The state machine plus this framing gives a few non-obvious properties. No frames are lost across typical, minutes-long BLE outages, since the flash spill scales far beyond realistic in-home dropouts. Replays are chronological by default, since walking the file head-to-tail reconstructs the timeline in the same order sensors recorded it, and the dual-tag framing means flipping to tail-first is a three-line change. The system survives reboots, since a brown-out or watchdog reset during an outage simply leaves the file on disk, and the next boot picks up replay from where it left off, in order. And there's exactly one consumer at a time, no racing readers, no dual-handle filesystem hazards.

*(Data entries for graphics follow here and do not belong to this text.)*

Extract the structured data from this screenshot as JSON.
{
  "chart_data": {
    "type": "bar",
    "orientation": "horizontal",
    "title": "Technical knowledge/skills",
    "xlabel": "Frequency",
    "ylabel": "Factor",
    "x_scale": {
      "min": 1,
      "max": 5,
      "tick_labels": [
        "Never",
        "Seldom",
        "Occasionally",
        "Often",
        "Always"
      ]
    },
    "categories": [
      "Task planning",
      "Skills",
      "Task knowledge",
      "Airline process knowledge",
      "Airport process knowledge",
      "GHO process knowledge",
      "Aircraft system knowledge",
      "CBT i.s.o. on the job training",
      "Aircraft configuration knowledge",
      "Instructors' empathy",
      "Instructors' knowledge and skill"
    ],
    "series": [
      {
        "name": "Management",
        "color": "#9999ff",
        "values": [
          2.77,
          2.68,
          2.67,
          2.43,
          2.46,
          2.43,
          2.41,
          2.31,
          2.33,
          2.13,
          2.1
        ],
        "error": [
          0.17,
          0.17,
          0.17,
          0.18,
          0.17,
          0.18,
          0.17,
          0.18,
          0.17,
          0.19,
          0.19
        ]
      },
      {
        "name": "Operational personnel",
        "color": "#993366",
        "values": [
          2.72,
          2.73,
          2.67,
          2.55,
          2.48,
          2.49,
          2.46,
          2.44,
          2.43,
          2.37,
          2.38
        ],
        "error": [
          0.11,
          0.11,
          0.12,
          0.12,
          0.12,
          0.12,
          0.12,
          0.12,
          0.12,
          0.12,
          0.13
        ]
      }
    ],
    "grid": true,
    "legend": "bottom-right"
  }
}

Why it matters at Hoomanely

Everything the Biosense AI Engine concludes about a pet's gait, restlessness, sleep, or distress depends on whether the firmware delivered a complete, ordered, time-true record of what the sensors saw. A model trained on data with random 12-second holes learns the wrong thing. A model that sometimes sees yesterday's frames replayed in reverse learns very wrong things. The two-tier queue isn't a buffer, it's the load-bearing contract between sensors at the edge and intelligence in the cloud.

Key takeaways

A single buffer is never enough, separate RAM (fast, lossy on full) from flash (persistent, slow). A state machine beats flag checks, three modes, three triggers, one consumer at a time. Framing decides walk direction, dual length tags cost four bytes per frame and buy the freedom to choose chronological or freshest-first replay without an index file. Measure where you actually lose frames, our biggest win came from collapsing three write() syscalls into one. And the replay path is the rare path, test it under load, since it's the one that bites in production.